Par AN | Lementor.net
Le secteur cacao ouest-africain traverse une phase de forte instabilité. Face à la chute des cours internationaux et à des tensions de trésorerie dans la filière, le Ghana a décidé d’ajuster à la baisse le prix garanti aux producteurs, une décision qui pourrait avoir des répercussions régionales, notamment en Côte d’Ivoire, premier pays producteur mondial.
Un ajustement tarifaire décidé à Accra
Le gouvernement ghanéen a annoncé une réduction importante du prix payé aux planteurs pour le reste de la campagne 2025-2026. Le tarif bord-champ a été revu à la baisse afin de tenir compte de la dégradation du marché mondial et de la difficulté des acheteurs à absorber les volumes disponibles. Selon le ministre des Finances Cassiel Ato Forson, cette mesure vise à rétablir la compétitivité du cacao ghanéen et à permettre la reprise des paiements aux producteurs confrontés à des retards persistants.
Cette décision intervient dans un contexte où plusieurs lots de fèves sont restés invendus, provoquant des tensions financières au sein de la filière et fragilisant les revenus d’un grand nombre d’agriculteurs.
Des cours mondiaux en fort recul
Après avoir atteint des sommets historiques en 2024, les prix internationaux du cacao connaissent une correction significative, portée par l’amélioration des perspectives de récolte et le ralentissement de la demande mondiale. Les marchés observent ainsi une baisse marquée par rapport aux pics enregistrés l’année précédente, même si la volatilité reste élevée.
Cette évolution entraîne un décalage entre les prix fixés localement et les niveaux réellement pratiqués à l’export, compliquant la commercialisation des récoltes en Afrique de l’Ouest.
Des conséquences directes pour la Côte d’Ivoire
La situation ghanéenne a un impact indirect mais réel sur la Côte d’Ivoire, dont l’économie dépend fortement du cacao.

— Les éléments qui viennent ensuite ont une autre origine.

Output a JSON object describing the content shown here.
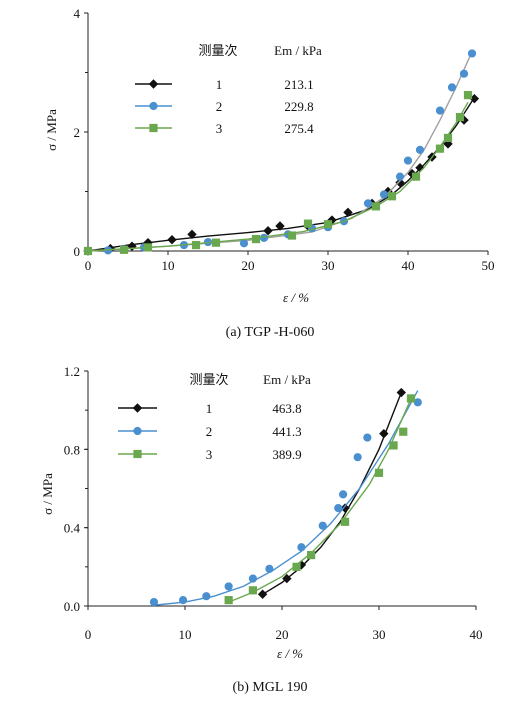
{
  "chart_data": [
    {
      "type": "scatter",
      "caption": "(a)    TGP -H-060",
      "xlabel": "ε  /  %",
      "ylabel": "σ  / MPa",
      "xlim": [
        0,
        50
      ],
      "ylim": [
        0,
        4
      ],
      "xticks": [
        "0",
        "10",
        "20",
        "30",
        "40",
        "50"
      ],
      "yticks": [
        "0",
        "2",
        "4"
      ],
      "legend_header": [
        "测量次",
        "Em / kPa"
      ],
      "series": [
        {
          "name": "1",
          "em": "213.1",
          "color": "#111111",
          "marker": "diamond",
          "x": [
            0,
            2.8,
            5.5,
            7.5,
            10.5,
            13,
            22.5,
            24,
            27.5,
            30.5,
            32.5,
            35.5,
            37.5,
            39,
            40.5,
            41.5,
            43,
            45,
            47,
            48.3
          ],
          "y": [
            0,
            0.04,
            0.08,
            0.14,
            0.19,
            0.28,
            0.34,
            0.42,
            0.42,
            0.52,
            0.65,
            0.8,
            1.0,
            1.15,
            1.3,
            1.4,
            1.58,
            1.8,
            2.2,
            2.56
          ],
          "fit_x": [
            0,
            5,
            10,
            15,
            20,
            25,
            30,
            35,
            38,
            40,
            42,
            44,
            46,
            48.3
          ],
          "fit_y": [
            0,
            0.1,
            0.18,
            0.25,
            0.31,
            0.38,
            0.48,
            0.7,
            0.95,
            1.18,
            1.45,
            1.75,
            2.1,
            2.58
          ]
        },
        {
          "name": "2",
          "em": "229.8",
          "color": "#4a8fd0",
          "marker": "circle",
          "x": [
            0,
            2.5,
            4.5,
            7,
            12,
            15,
            19.5,
            22,
            25,
            28,
            30,
            32,
            35,
            37,
            39,
            40,
            41.5,
            44,
            45.5,
            47,
            48
          ],
          "y": [
            0,
            0.01,
            0.03,
            0.06,
            0.1,
            0.15,
            0.13,
            0.22,
            0.28,
            0.38,
            0.4,
            0.5,
            0.8,
            0.95,
            1.25,
            1.52,
            1.7,
            2.36,
            2.75,
            2.98,
            3.32
          ],
          "fit_x": [
            0,
            10,
            20,
            28,
            33,
            37,
            40,
            42,
            44,
            46,
            48
          ],
          "fit_y": [
            0,
            0.08,
            0.18,
            0.32,
            0.55,
            0.9,
            1.32,
            1.7,
            2.2,
            2.75,
            3.35
          ]
        },
        {
          "name": "3",
          "em": "275.4",
          "color": "#6aa84f",
          "marker": "square",
          "x": [
            0,
            4.5,
            7.5,
            13.5,
            16,
            21,
            25.5,
            27.5,
            30,
            36,
            38,
            41,
            44,
            45,
            46.5,
            47.5
          ],
          "y": [
            0,
            0.02,
            0.06,
            0.1,
            0.14,
            0.2,
            0.26,
            0.46,
            0.45,
            0.75,
            0.92,
            1.25,
            1.72,
            1.9,
            2.25,
            2.62
          ],
          "fit_x": [
            0,
            10,
            20,
            27,
            32,
            36,
            39,
            42,
            44,
            46,
            47.5
          ],
          "fit_y": [
            0,
            0.08,
            0.2,
            0.33,
            0.5,
            0.75,
            1.0,
            1.4,
            1.75,
            2.15,
            2.5
          ]
        }
      ]
    },
    {
      "type": "scatter",
      "caption": "(b)    MGL 190",
      "xlabel": "ε / %",
      "ylabel": "σ  / MPa",
      "xlim": [
        0,
        40
      ],
      "ylim": [
        0,
        1.2
      ],
      "xticks": [
        "0",
        "10",
        "20",
        "30",
        "40"
      ],
      "yticks": [
        "0.0",
        "0.4",
        "0.8",
        "1.2"
      ],
      "legend_header": [
        "测量次",
        "Em / kPa"
      ],
      "series": [
        {
          "name": "1",
          "em": "463.8",
          "color": "#111111",
          "marker": "diamond",
          "x": [
            18,
            20.5,
            22,
            26.5,
            30.5,
            32.3
          ],
          "y": [
            0.06,
            0.14,
            0.21,
            0.5,
            0.88,
            1.09
          ],
          "fit_x": [
            18,
            20,
            22,
            24,
            26,
            28,
            30,
            32.3
          ],
          "fit_y": [
            0.06,
            0.12,
            0.2,
            0.3,
            0.43,
            0.6,
            0.8,
            1.09
          ]
        },
        {
          "name": "2",
          "em": "441.3",
          "color": "#4a8fd0",
          "marker": "circle",
          "x": [
            6.8,
            9.8,
            12.2,
            14.5,
            17,
            18.7,
            22,
            24.2,
            25.8,
            26.3,
            27.8,
            28.8,
            34
          ],
          "y": [
            0.02,
            0.03,
            0.05,
            0.1,
            0.14,
            0.19,
            0.3,
            0.41,
            0.5,
            0.57,
            0.76,
            0.86,
            1.04
          ],
          "fit_x": [
            7,
            10,
            13,
            16,
            19,
            22,
            25,
            28,
            31,
            34
          ],
          "fit_y": [
            0.005,
            0.02,
            0.05,
            0.1,
            0.18,
            0.28,
            0.42,
            0.6,
            0.83,
            1.1
          ]
        },
        {
          "name": "3",
          "em": "389.9",
          "color": "#6aa84f",
          "marker": "square",
          "x": [
            14.5,
            17,
            21.5,
            23,
            26.5,
            30,
            31.5,
            32.5,
            33.3
          ],
          "y": [
            0.03,
            0.08,
            0.2,
            0.26,
            0.43,
            0.68,
            0.82,
            0.89,
            1.06
          ],
          "fit_x": [
            14.5,
            17,
            20,
            23,
            26,
            29,
            31,
            33.5
          ],
          "fit_y": [
            0.02,
            0.07,
            0.15,
            0.27,
            0.42,
            0.62,
            0.8,
            1.08
          ]
        }
      ]
    }
  ]
}
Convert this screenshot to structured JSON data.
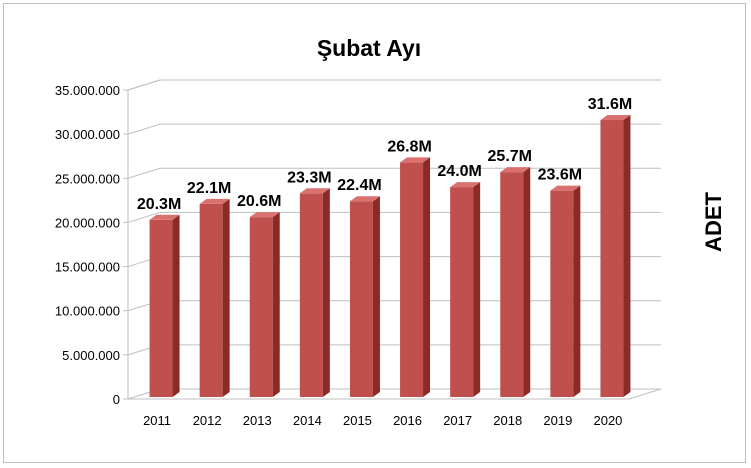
{
  "chart_data": {
    "type": "bar",
    "title": "Şubat Ayı",
    "xlabel": "",
    "ylabel": "ADET",
    "categories": [
      "2011",
      "2012",
      "2013",
      "2014",
      "2015",
      "2016",
      "2017",
      "2018",
      "2019",
      "2020"
    ],
    "values": [
      20300000,
      22100000,
      20600000,
      23300000,
      22400000,
      26800000,
      24000000,
      25700000,
      23600000,
      31600000
    ],
    "data_labels": [
      "20.3M",
      "22.1M",
      "20.6M",
      "23.3M",
      "22.4M",
      "26.8M",
      "24.0M",
      "25.7M",
      "23.6M",
      "31.6M"
    ],
    "ylim": [
      0,
      35000000
    ],
    "yticks": [
      0,
      5000000,
      10000000,
      15000000,
      20000000,
      25000000,
      30000000,
      35000000
    ],
    "ytick_labels": [
      "0",
      "5.000.000",
      "10.000.000",
      "15.000.000",
      "20.000.000",
      "25.000.000",
      "30.000.000",
      "35.000.000"
    ],
    "grid": true,
    "legend": "none",
    "bar_color": "#c0504d",
    "bar_side_color": "#8b2b28",
    "bar_top_color": "#d9726f"
  }
}
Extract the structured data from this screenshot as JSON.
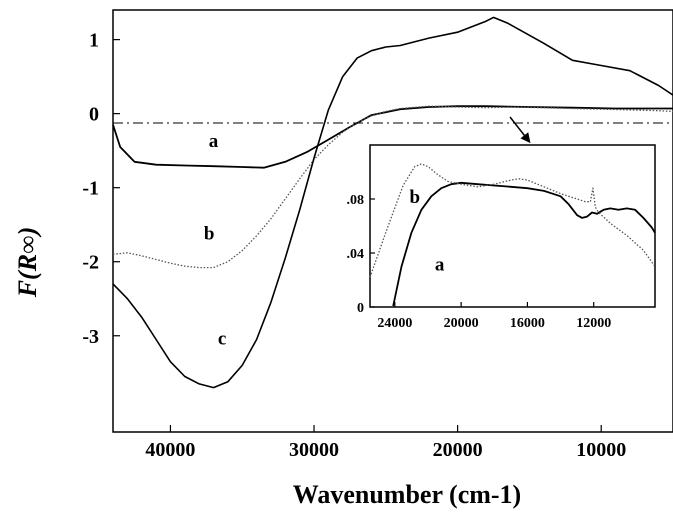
{
  "chart_data": [
    {
      "type": "line",
      "title": "",
      "xlabel": "Wavenumber (cm-1)",
      "ylabel": "F(R∞)",
      "xlim": [
        44000,
        5000
      ],
      "ylim": [
        -4.3,
        1.4
      ],
      "x_reversed": true,
      "xticks": [
        {
          "value": 40000,
          "label": "40000"
        },
        {
          "value": 30000,
          "label": "30000"
        },
        {
          "value": 20000,
          "label": "20000"
        },
        {
          "value": 10000,
          "label": "10000"
        }
      ],
      "yticks": [
        {
          "value": 1,
          "label": "1"
        },
        {
          "value": 0,
          "label": "0"
        },
        {
          "value": -1,
          "label": "-1"
        },
        {
          "value": -2,
          "label": "-2"
        },
        {
          "value": -3,
          "label": "-3"
        }
      ],
      "reference_line": {
        "y": 0,
        "style": "dash-dot"
      },
      "series": [
        {
          "name": "a",
          "style": "solid",
          "color": "#000000",
          "x": [
            44000,
            43500,
            42500,
            41000,
            39000,
            37000,
            35000,
            33500,
            32000,
            30500,
            29000,
            27500,
            26000,
            24000,
            22000,
            20000,
            18000,
            15000,
            12000,
            9000,
            6000,
            5000
          ],
          "y": [
            -0.15,
            -0.45,
            -0.65,
            -0.69,
            -0.7,
            -0.71,
            -0.72,
            -0.73,
            -0.65,
            -0.52,
            -0.35,
            -0.18,
            -0.02,
            0.06,
            0.09,
            0.1,
            0.1,
            0.09,
            0.08,
            0.07,
            0.07,
            0.07
          ]
        },
        {
          "name": "b",
          "style": "dotted",
          "color": "#555555",
          "x": [
            44000,
            43000,
            42000,
            41000,
            40000,
            39000,
            38000,
            37000,
            36000,
            35000,
            34000,
            33000,
            32000,
            31000,
            30000,
            29000,
            28000,
            27000,
            26000,
            25000,
            24000,
            22000,
            20000,
            18000,
            16000,
            14000,
            12000,
            10000,
            8000,
            6000,
            5000
          ],
          "y": [
            -1.9,
            -1.88,
            -1.92,
            -1.97,
            -2.02,
            -2.06,
            -2.08,
            -2.08,
            -2.0,
            -1.85,
            -1.65,
            -1.42,
            -1.15,
            -0.88,
            -0.62,
            -0.42,
            -0.25,
            -0.12,
            -0.03,
            0.03,
            0.07,
            0.1,
            0.09,
            0.08,
            0.09,
            0.08,
            0.07,
            0.06,
            0.05,
            0.04,
            0.03
          ]
        },
        {
          "name": "c",
          "style": "solid-noisy",
          "color": "#000000",
          "x": [
            44000,
            43000,
            42000,
            41000,
            40000,
            39000,
            38000,
            37000,
            36000,
            35000,
            34000,
            33000,
            32000,
            31000,
            30000,
            29000,
            28000,
            27000,
            26000,
            25000,
            24000,
            22000,
            20000,
            18000,
            17500,
            16500,
            14000,
            12000,
            10000,
            8000,
            6000,
            5000
          ],
          "y": [
            -2.3,
            -2.5,
            -2.75,
            -3.05,
            -3.35,
            -3.55,
            -3.65,
            -3.7,
            -3.62,
            -3.4,
            -3.05,
            -2.55,
            -1.95,
            -1.3,
            -0.6,
            0.05,
            0.5,
            0.75,
            0.85,
            0.9,
            0.92,
            1.02,
            1.1,
            1.25,
            1.3,
            1.22,
            0.95,
            0.72,
            0.65,
            0.58,
            0.38,
            0.25
          ]
        }
      ],
      "series_labels": [
        {
          "text": "a",
          "x": 37000,
          "y": -0.45
        },
        {
          "text": "b",
          "x": 37300,
          "y": -1.7
        },
        {
          "text": "c",
          "x": 36400,
          "y": -3.12
        }
      ]
    },
    {
      "type": "line",
      "title": "",
      "inset": true,
      "xlim": [
        25500,
        8300
      ],
      "ylim": [
        0,
        0.12
      ],
      "x_reversed": true,
      "xticks": [
        {
          "value": 24000,
          "label": "24000"
        },
        {
          "value": 20000,
          "label": "20000"
        },
        {
          "value": 16000,
          "label": "16000"
        },
        {
          "value": 12000,
          "label": "12000"
        }
      ],
      "yticks": [
        {
          "value": 0,
          "label": "0"
        },
        {
          "value": 0.04,
          "label": ".04"
        },
        {
          "value": 0.08,
          "label": ".08"
        }
      ],
      "series": [
        {
          "name": "a",
          "style": "solid",
          "color": "#000000",
          "x": [
            24100,
            23600,
            23000,
            22400,
            21800,
            21200,
            20600,
            20000,
            19000,
            18000,
            17000,
            16000,
            15000,
            14000,
            13500,
            13000,
            12700,
            12400,
            12100,
            11800,
            11400,
            11000,
            10500,
            10000,
            9500,
            9000,
            8500,
            8300
          ],
          "y": [
            0.0,
            0.03,
            0.055,
            0.072,
            0.082,
            0.088,
            0.091,
            0.092,
            0.091,
            0.09,
            0.089,
            0.088,
            0.086,
            0.082,
            0.076,
            0.068,
            0.066,
            0.067,
            0.07,
            0.069,
            0.072,
            0.073,
            0.072,
            0.073,
            0.072,
            0.066,
            0.059,
            0.055
          ]
        },
        {
          "name": "b",
          "style": "dotted",
          "color": "#555555",
          "x": [
            25500,
            24500,
            23500,
            22800,
            22400,
            22000,
            21400,
            20800,
            20000,
            19000,
            18000,
            17000,
            16500,
            16000,
            15000,
            14000,
            13000,
            12500,
            12200,
            12050,
            11900,
            11700,
            11000,
            10000,
            9000,
            8300
          ],
          "y": [
            0.022,
            0.057,
            0.09,
            0.104,
            0.106,
            0.104,
            0.098,
            0.093,
            0.091,
            0.089,
            0.091,
            0.094,
            0.095,
            0.094,
            0.089,
            0.084,
            0.08,
            0.078,
            0.078,
            0.088,
            0.074,
            0.07,
            0.062,
            0.053,
            0.042,
            0.03
          ]
        }
      ],
      "series_labels": [
        {
          "text": "b",
          "x": 22800,
          "y": 0.077
        },
        {
          "text": "a",
          "x": 21300,
          "y": 0.027
        }
      ]
    }
  ]
}
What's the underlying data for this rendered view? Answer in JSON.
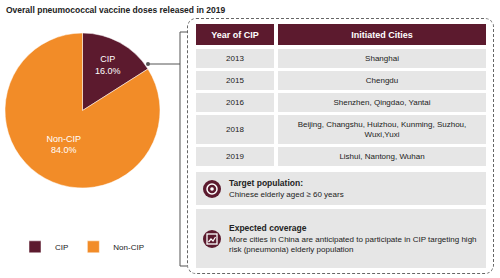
{
  "chart_data": {
    "type": "pie",
    "title": "Overall pneumococcal vaccine doses released in 2019",
    "categories": [
      "CIP",
      "Non-CIP"
    ],
    "values": [
      16.0,
      84.0
    ],
    "value_labels": [
      "16.0%",
      "84.0%"
    ],
    "colors": [
      "#5c1a2e",
      "#f28c28"
    ],
    "data_labels": true,
    "legend": "bottom"
  },
  "panel": {
    "table": {
      "header": [
        "Year of  CIP",
        "Initiated Cities"
      ],
      "rows": [
        [
          "2013",
          "Shanghai"
        ],
        [
          "2015",
          "Chengdu"
        ],
        [
          "2016",
          "Shenzhen, Qingdao, Yantai"
        ],
        [
          "2018",
          "Beijing, Changshu, Huizhou, Kunming, Suzhou, Wuxi,Yuxi"
        ],
        [
          "2019",
          "Lishui, Nantong, Wuhan"
        ]
      ]
    },
    "boxes": [
      {
        "title": "Target population:",
        "text": "Chinese elderly aged ≥ 60 years"
      },
      {
        "title": "Expected coverage",
        "text": "More cities in China are anticipated to participate in CIP targeting high risk (pneumonia) elderly population"
      }
    ]
  }
}
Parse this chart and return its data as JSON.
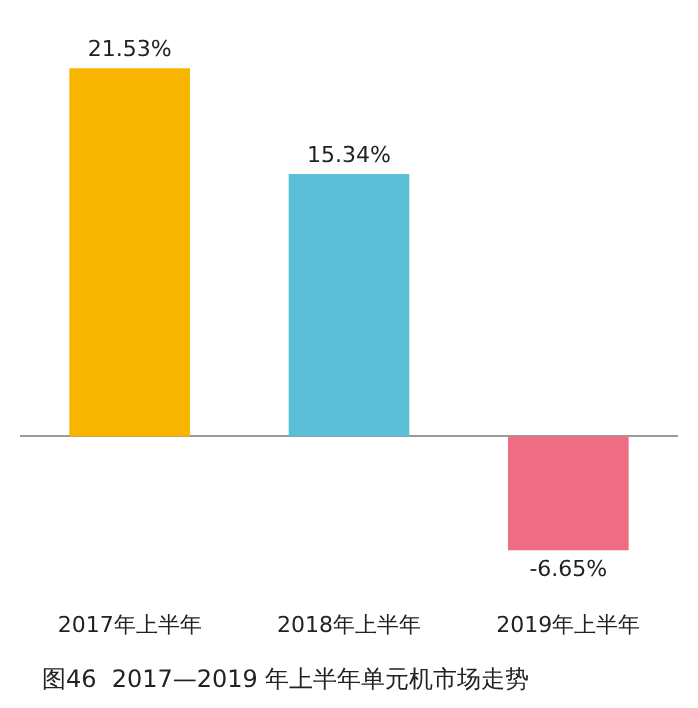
{
  "chart_data": {
    "type": "bar",
    "title": "图46  2017—2019 年上半年单元机市场走势",
    "categories": [
      "2017年上半年",
      "2018年上半年",
      "2019年上半年"
    ],
    "values": [
      21.53,
      15.34,
      -6.65
    ],
    "colors": [
      "#f7b500",
      "#5cbfd8",
      "#ee6d84"
    ],
    "value_labels": [
      "21.53%",
      "15.34%",
      "-6.65%"
    ],
    "grid": false
  }
}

Les deux pays représentant ensemble plus de la moitié de la production mondiale, toute modification de politique tarifaire de l’un influence les stratégies d’achat des négociants internationaux.
Dans les dernières semaines, des volumes importants de cacao non écoulé se sont accumulés dans certaines zones de stockage ivoiriennes, conséquence directe de la baisse des prix mondiaux et de l’attentisme des acheteurs.
Cette situation alimente les inquiétudes des coopératives et des producteurs, confrontés à des difficultés de trésorerie et à des retards de paiement dans certaines localités.
Une filière confrontée à des choix structurels
Au-delà des fluctuations de marché, la crise actuelle relance le débat sur la transformation locale du cacao. Les autorités ghanéennes comme ivoiriennes affichent une volonté d’accroître la part de transformation sur place afin de capter davantage de valeur ajoutée et de réduire la dépendance aux exportations brutes.
Pour les observateurs du secteur, la capacité des deux pays à stabiliser les revenus des planteurs tout en adaptant leurs mécanismes de fixation des prix sera déterminante pour l’avenir de la filière.
Un secteur stratégique sous pression
En Côte d’Ivoire comme au Ghana, le cacao constitue un pilier économique majeur, générateur d’emplois et de devises. La chute actuelle des cours rappelle toutefois la vulnérabilité d’un modèle largement dépendant du marché mondial et de la demande internationale.
Alors que les autorités cherchent des solutions entre mesures d’urgence et réformes structurelles, les producteurs restent les premiers exposés aux turbulences d’un marché encore instable.